In almeno un caso (purtroppo tra tanti), un giovane atleta eSportivo Sudcoreano fu radiato per sempre da ogni federazione e incriminato per aver venduto una sua sconfitta a tavolino, si sospetta per pagare debiti legati al gioco d’azzardo.
Gli FPS vedono l’uso di aimbot e ghost, aiuti tecnologici per migliorare tecnologicamente la mira e diventare invulnerabili, specie durante le competizioni online “da casa” per accumulare punteggio, oltre a meccanismi per sfuggire a questi controlli.
Più bizzarra la situazione per i campionati di Pokémon: incredibile ma vero, è possibile essere incarcerati per la vendita di animaletti virtuali contraffatti, almeno secondo le più restrittive normative Giapponesi sul diritto d’autore e nel 2023 si è avuta una “tempesta perfetta” di aspiranti campioni squalificati per “genning”, ovvero per aver iscritto animaletti virtuali “perfetti” creati con strumenti esterni al gioco anziché con le meccaniche interne (che prevedono, di fatto, far accoppiare diverse generazioni di animali in cerca di quelli con le statistiche migliori), con statistiche “fai da te” che dimostrano come l’80-90% dei giocatori abbia almeno un animaletto generato in quel mondo, specialmente tra i “leggendari” (categoria non ottenibile mediante accoppiamento ma solo in gioco).

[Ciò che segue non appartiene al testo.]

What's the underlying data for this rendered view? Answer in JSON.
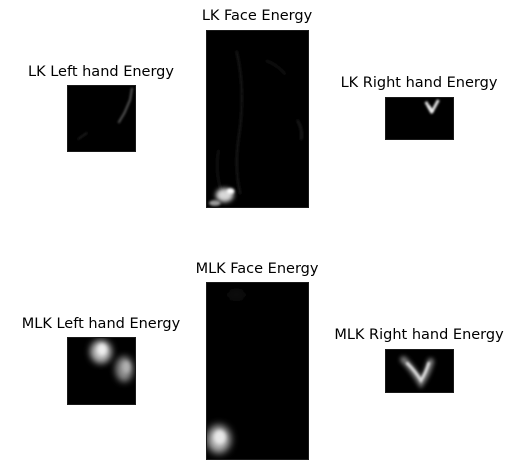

The Pokemon Company International in questo ha reagito col bastone e la carota: negli ultimi anni sono stati introdotti diversi strumenti di gioco per “cambiare” alcuni valori sgradevoli del proprio animaletto virtuale senza trucchi esterni (tappi di bottiglia per far salire una delle sei statistiche, “mente medicamentose” per “cambiare la natura”, ovvero redistribuire i bonus-malus delle statistiche stesse), ma che rendono ancora difficile procurarsi determinate combinazioni (ad esempio Pokémon con una particolare statistica, spesso velocità e attacco, a 0 naturale).
Abbiamo quindi discipline, campioni, sponsor e persino il doping: cosa manca ancora?